Let $p$ be the projection of $z$ onto $C$, the unique nearest point, which exists because $C$ is closed and convex and $\R^n$ is complete. Set $a=z-p\neq 0$. By the variational inequality $\ip{z-p}{x-p}\le 0$ for all $x\in C$, we have $\ip ax \le\ip ap$ for all $x\in C$. Moreover $\ip az-\ip ap=\ip a{z-p}=\norm a^2>0$, so $\ip ap<\ip az$. Choosing $c$ strictly between $\ip ap$ and $\ip az$ separates, since $\ip ax\le\ip ap<c<\ip az$ for all $x\in C$.

Pick an interior point $w\in\operatorname{int}C$ and set $z_k=x_0+\tfrac1k(x_0-w)$, which converge to $x_0$ and lie outside the closure $\overline C$. Indeed if $z_k\in\overline C$, then $x_0$ is a proper convex combination of the interior point $w$ and the point $z_k\in\overline C$, namely $x_0=\tfrac1{k+1}w +\tfrac k{k+1}z_k$, which places $x_0$ in $\operatorname{int}C$ because the open segment from an interior point to any point of the closure lies in the interior, contradicting $x_0$ being on the boundary. That principle holds because, picking $r>0$ with $B(w,r)\subseteq C$ and $y'\in C$ near $z_k$, convexity gives $\lambda B(w,r)+(1-\lambda)y'=B(\lambda w+(1-\lambda)y',\lambda r)\subseteq C$ for $\lambda\in(0,1]$, and $\norm{y'-z_k}$ small enough keeps $\lambda w+(1-\lambda)z_k$ inside this ball. Each $z_k$ gives by Theorem 3, applied to the closed convex $\overline C$ (the closure of a convex set is convex, since for $x_n\to x$, $y_n\to y$ in $C$ the combination $\lambda x_n+(1-\lambda)y_n\in C$ converges to $\lambda x+(1-\lambda)y\in\overline C$), a unit vector $a_k$ with $\ip{a_k}{x}\le\ip{a_k}{z_k}$ for all $x\in\overline C$. The unit vectors lie in the compact unit sphere, so by the Bolzano-Weierstrass theorem a subsequence converges to a unit vector $a$. Passing to the limit in $\ip{a_k}{x}\le\ip{a_k}{z_k}$, with $z_k\to x_0$, gives $\ip a{x}\le\ip a{x_0}$ for all $x\in C$, the supporting hyperplane.

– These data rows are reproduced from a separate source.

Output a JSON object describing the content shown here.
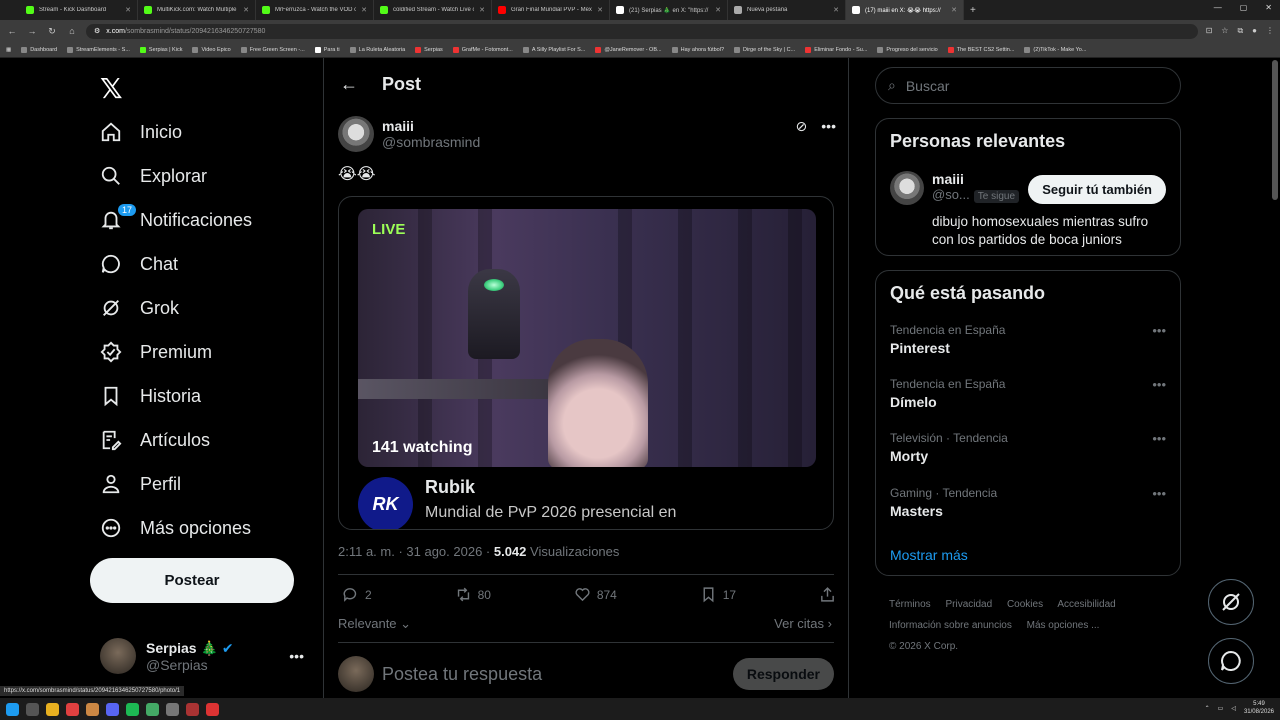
{
  "browser": {
    "tabs": [
      {
        "label": "Stream - Kick Dashboard",
        "color": "#53fc18"
      },
      {
        "label": "MultiKick.com: Watch Multiple",
        "color": "#53fc18"
      },
      {
        "label": "MrFerruzca - Watch the VOD o",
        "color": "#53fc18"
      },
      {
        "label": "coldified Stream - Watch Live o",
        "color": "#53fc18"
      },
      {
        "label": "Gran Final Mundial PVP - Mexic",
        "color": "#ff0000"
      },
      {
        "label": "(21) Serpias 🎄 en X: \"https://",
        "color": "#ffffff"
      },
      {
        "label": "Nueva pestaña",
        "color": "#aaaaaa"
      },
      {
        "label": "(17) maiii en X: 😭😭 https://",
        "color": "#ffffff"
      }
    ],
    "url_domain": "x.com",
    "url_path": "/sombrasmind/status/2094216346250727580",
    "bookmarks": [
      "Dashboard",
      "StreamElements - S...",
      "Serpias | Kick",
      "Video Epico",
      "Free Green Screen -...",
      "Para ti",
      "La Ruleta Aleatoria",
      "Serpias",
      "GrafMe - Fotomont...",
      "A Silly Playlist For S...",
      "@JaneRemover - OB...",
      "Hay ahora fútbol?",
      "Dirge of the Sky | C...",
      "Eliminar Fondo - Su...",
      "Progreso del servicio",
      "The BEST CS2 Settin...",
      "(2)TikTok - Make Yo..."
    ],
    "status_url": "https://x.com/sombrasmind/status/2094216346250727580/photo/1"
  },
  "nav": {
    "items": [
      {
        "label": "Inicio",
        "icon": "home-icon"
      },
      {
        "label": "Explorar",
        "icon": "search-icon"
      },
      {
        "label": "Notificaciones",
        "icon": "bell-icon"
      },
      {
        "label": "Chat",
        "icon": "chat-icon"
      },
      {
        "label": "Grok",
        "icon": "grok-icon"
      },
      {
        "label": "Premium",
        "icon": "premium-icon"
      },
      {
        "label": "Historia",
        "icon": "bookmark-icon"
      },
      {
        "label": "Artículos",
        "icon": "articles-icon"
      },
      {
        "label": "Perfil",
        "icon": "profile-icon"
      },
      {
        "label": "Más opciones",
        "icon": "more-icon"
      }
    ],
    "notif_count": "17",
    "post_button": "Postear",
    "account": {
      "name": "Serpias 🎄",
      "handle": "@Serpias"
    }
  },
  "header": {
    "title": "Post"
  },
  "post": {
    "author_name": "maiii",
    "author_handle": "@sombrasmind",
    "text": "😭😭",
    "live_badge": "LIVE",
    "watching": "141 watching",
    "channel_name": "Rubik",
    "channel_logo": "RK",
    "stream_title": "Mundial de PvP 2026 presencial en",
    "timestamp": "2:11 a. m. · 31 ago. 2026 · ",
    "views": "5.042",
    "views_label": " Visualizaciones",
    "replies": "2",
    "reposts": "80",
    "likes": "874",
    "bookmarks": "17",
    "sort": "Relevante",
    "quotes": "Ver citas",
    "reply_placeholder": "Postea tu respuesta",
    "reply_button": "Responder"
  },
  "sidebar": {
    "search_placeholder": "Buscar",
    "relevant_title": "Personas relevantes",
    "person": {
      "name": "maiii",
      "handle": "@so...",
      "follows_you": "Te sigue",
      "follow_button": "Seguir tú también",
      "bio": "dibujo homosexuales mientras sufro con los partidos de boca juniors"
    },
    "trends_title": "Qué está pasando",
    "trends": [
      {
        "category": "Tendencia en España",
        "name": "Pinterest"
      },
      {
        "category": "Tendencia en España",
        "name": "Dímelo"
      },
      {
        "category": "Televisión · Tendencia",
        "name": "Morty"
      },
      {
        "category": "Gaming · Tendencia",
        "name": "Masters"
      }
    ],
    "show_more": "Mostrar más",
    "footer": [
      "Términos",
      "Privacidad",
      "Cookies",
      "Accesibilidad",
      "Información sobre anuncios",
      "Más opciones ...",
      "© 2026 X Corp."
    ]
  },
  "taskbar": {
    "time": "5:49",
    "date": "31/08/2026"
  }
}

Let $x^\ast$ be a local minimum, so $f(x^\ast)\le f(x)$ for $x$ near $x^\ast$, and suppose some $y$ had $f(y)<f(x^\ast)$. Along the segment, convexity gives $f(\lambda y+(1-\lambda)x^\ast)\le\lambda f(y)+(1- \lambda)f(x^\ast)<f(x^\ast)$ for every $\lambda\in(0,1]$, and taking $\lambda$ small enough that the point lies in the neighbourhood contradicts local minimality. So $f(x^\ast)\le f(y)$ for all $y$, a global minimum. The minimisers form the sublevel set $\{f\le f(x^\ast)\}$ at the minimum value, which is convex because $f$ is. If $f$ is strictly convex and $x_1\neq x_2$ both minimised, the midpoint would have $f(\tfrac12 x_1+\tfrac12 x_2)<\tfrac12 f(x_1)+\tfrac12 f(x_2)=f(x^\ast)$, below the minimum, which is impossible, so the minimiser is unique.